When the War of the Austrian Succession broke out Trenck rallied volunteers and marched for Vienna to assist Maria Theresa. While in Vienna, Trenck's Pandurs marched the streets before invading Prussia. At the Battle of Soor, he and his irregulars plundered when they should have been fighting and Trenck was accused of having allowed King Frederick the Great himself to escape.

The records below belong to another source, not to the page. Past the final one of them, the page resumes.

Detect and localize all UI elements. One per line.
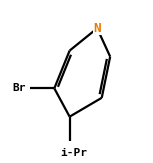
Text: i-Pr: i-Pr <box>60 148 87 158</box>
Text: N: N <box>93 22 101 35</box>
Text: Br: Br <box>13 82 26 93</box>
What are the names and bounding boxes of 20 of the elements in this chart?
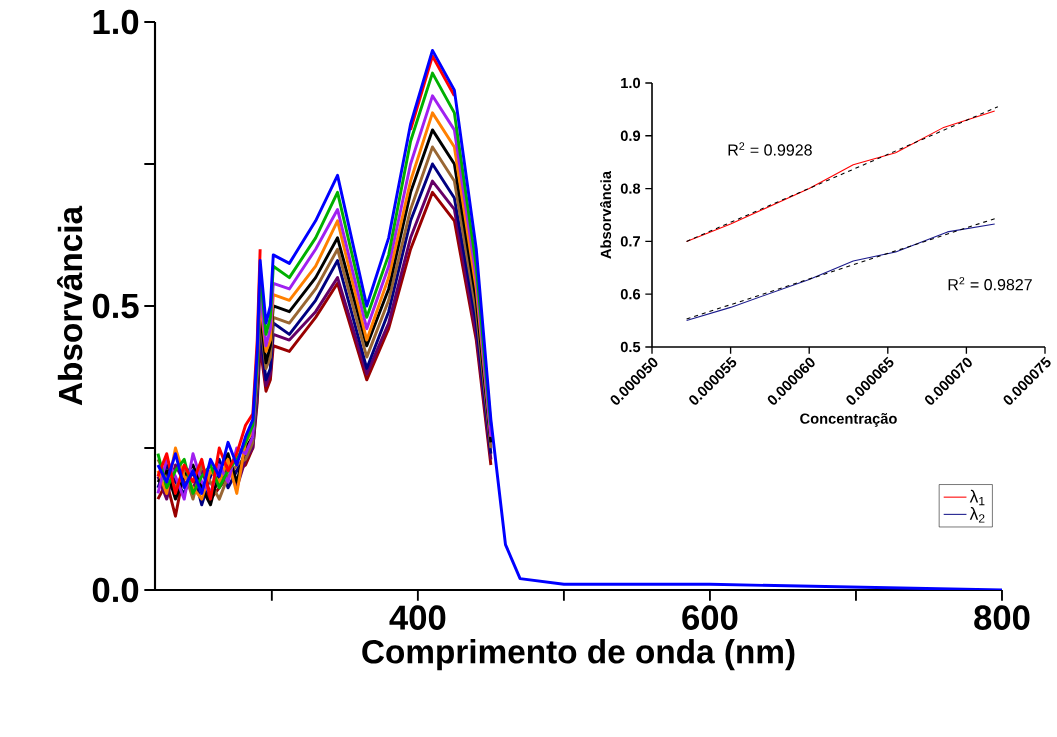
x-axis-title: Comprimento de onda (nm) xyxy=(362,639,795,671)
y-tick-label: 0.5 xyxy=(620,341,641,353)
y-tick-label: 0.6 xyxy=(620,289,641,300)
y-tick-label: 1.0 xyxy=(93,9,139,35)
y-tick-label: 0.8 xyxy=(620,183,641,194)
y-axis-title: Absorvância xyxy=(57,205,83,406)
y-axis-title: Absorvância xyxy=(600,170,612,259)
y-tick-label: 0.0 xyxy=(92,577,139,603)
legend-label: λ$_{1}$ xyxy=(969,489,985,506)
x-tick-label: 400 xyxy=(389,605,446,630)
y-tick-label: 0.5 xyxy=(92,293,139,319)
x-tick-label: 600 xyxy=(682,605,738,630)
x-tick-label: 800 xyxy=(974,605,1030,630)
y-tick-label: 0.9 xyxy=(620,130,641,141)
annotation: R$^{2}$ = 0.9827 xyxy=(948,276,1032,291)
y-tick-label: 0.7 xyxy=(620,236,640,247)
y-tick-label: 1.0 xyxy=(621,77,641,89)
x-axis-title: Concentração xyxy=(800,413,897,427)
annotation: R$^{2}$ = 0.9928 xyxy=(728,142,812,156)
legend-label: λ$_{2}$ xyxy=(969,507,985,523)
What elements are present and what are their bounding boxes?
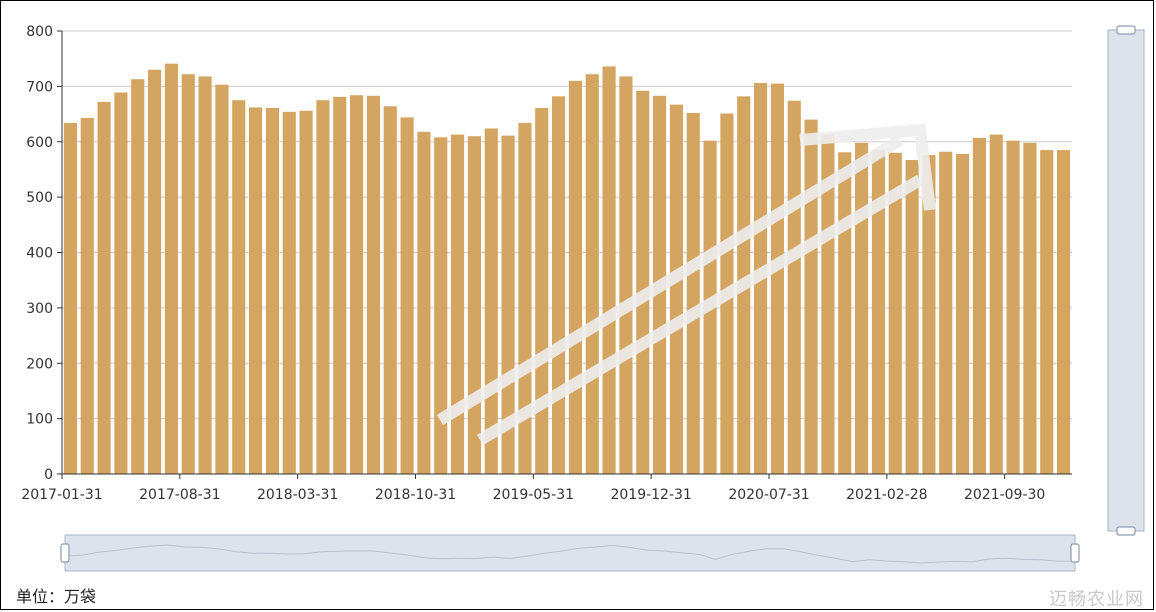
x-tick-label: 2017-08-31 (139, 487, 220, 503)
bar-2017-08-31[interactable] (181, 74, 195, 474)
bar-2020-01-31[interactable] (669, 104, 683, 475)
y-tick-label: 300 (26, 301, 53, 317)
bar-2020-11-30[interactable] (838, 152, 852, 475)
bar-2019-08-31[interactable] (585, 74, 599, 474)
axes: 0 100 200 300 400 500 600 700 800 2017-01-31 2017-… (21, 24, 1072, 503)
bar-2017-05-31[interactable] (131, 79, 145, 475)
bar-2021-01-31[interactable] (871, 150, 885, 474)
x-tick-label: 2020-07-31 (728, 487, 809, 503)
bar-2017-03-31[interactable] (97, 101, 111, 474)
bar-2017-09-30[interactable] (198, 76, 212, 474)
bar-2021-09-30[interactable] (1006, 140, 1020, 474)
bar-2020-06-30[interactable] (754, 83, 768, 475)
bar-2019-02-28[interactable] (484, 128, 498, 474)
zoom-preview-line (64, 544, 1075, 564)
bar-2018-01-31[interactable] (265, 107, 279, 474)
bar-2018-03-31[interactable] (299, 110, 313, 475)
bar-2021-08-31[interactable] (989, 134, 1003, 474)
y-tick-label: 500 (26, 190, 53, 206)
bar-2018-02-28[interactable] (282, 111, 296, 474)
bar-2017-02-28[interactable] (80, 117, 94, 474)
bar-2020-04-30[interactable] (720, 113, 734, 474)
zoom-handle-right[interactable] (1070, 543, 1080, 563)
bars (63, 63, 1071, 475)
y-tick-label: 100 (26, 412, 53, 428)
bar-2019-07-31[interactable] (568, 80, 582, 475)
vertical-zoom-handle-top[interactable] (1116, 25, 1136, 35)
bar-2020-02-29[interactable] (686, 112, 700, 474)
bar-2019-04-30[interactable] (518, 122, 532, 475)
bar-2020-10-31[interactable] (821, 134, 835, 474)
bar-2018-10-31[interactable] (417, 131, 431, 474)
x-tick-label: 2019-12-31 (610, 487, 691, 503)
y-tick-label: 0 (44, 467, 53, 483)
bar-2017-12-31[interactable] (249, 107, 263, 474)
bar-2018-08-31[interactable] (383, 106, 397, 474)
bar-2021-05-31[interactable] (939, 151, 953, 474)
bar-2020-12-31[interactable] (855, 142, 869, 475)
bar-2019-10-31[interactable] (619, 76, 633, 474)
zoom-slider[interactable] (60, 534, 1080, 572)
bar-2018-11-30[interactable] (434, 137, 448, 474)
bar-2019-03-31[interactable] (501, 135, 515, 474)
bar-2019-09-30[interactable] (602, 66, 616, 474)
bar-2019-05-31[interactable] (535, 107, 549, 474)
bar-2021-03-31[interactable] (905, 160, 919, 474)
bar-2019-12-31[interactable] (653, 95, 667, 474)
bar-2021-06-30[interactable] (956, 153, 970, 474)
brand-watermark: 迈畅农业网 (1049, 589, 1144, 610)
vertical-zoom-handle-bottom[interactable] (1116, 526, 1136, 536)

==Imprisonment and death==
After a time he was brought before a court-martial in Vienna, which convicted him of having sold and withdrawn commissions to his officers without the permission of the empress, having punished his men without heed of the military code, and having drawn pay and allowance for fictitious men. Much was allowed to an irregular officer in all these respects, but Trenck had far outrun the admitted limits, and above all his brutalities and robberies had made him detested throughout Austria and Silesia. A death sentence followed, but the composition of the court-martial and its proceedings were thought to have been such as from the first forbade a fair trial, though most modern historians think the sentence to have been correct. Nonetheless, concerns about the apparently arbitrary form of the proceedings meant that eventually the sentence was commuted by the Empress into one of cashiering and imprisonment. The rest of his life was spent in mild captivity in the fortress of Spielberg (Špilberk) in Brno, where he died on October 4, 1749. In his last will, he left the sum of 30,000 florins to the small town of Marienburg, which had been sacked, burned, and razed to the ground by his troops.

Trenck's mummified remains can presently be seen on display in the crypt of Brno's Capuchin Monastery.

==Notes==

- Although Baron Trenck was not an ethnic Croat, even now there is phrase in Germany: "Wir sind Kroaten, wir sind panduren", ("We are Croats; we are Pandours"), because many of his pandurs were Croatians.
- Franz is the first cousin of Friedrich Freiherr von der Trenck, who was serving in the Prussian Army. During the wars in Silesia, they were on different sides and Friedrich was imprisoned out of alleged conspiracy with Franz.
- Mark Twain included Baron Trenck in an ironic list of Tom Sawyer's "heroes" in Adventures of Huckleberry Finn.
- His story was the basis for the 1911 operetta Baron Trenck by Felix Albini, Alfred Maria Willner, and Robert Bodanzky.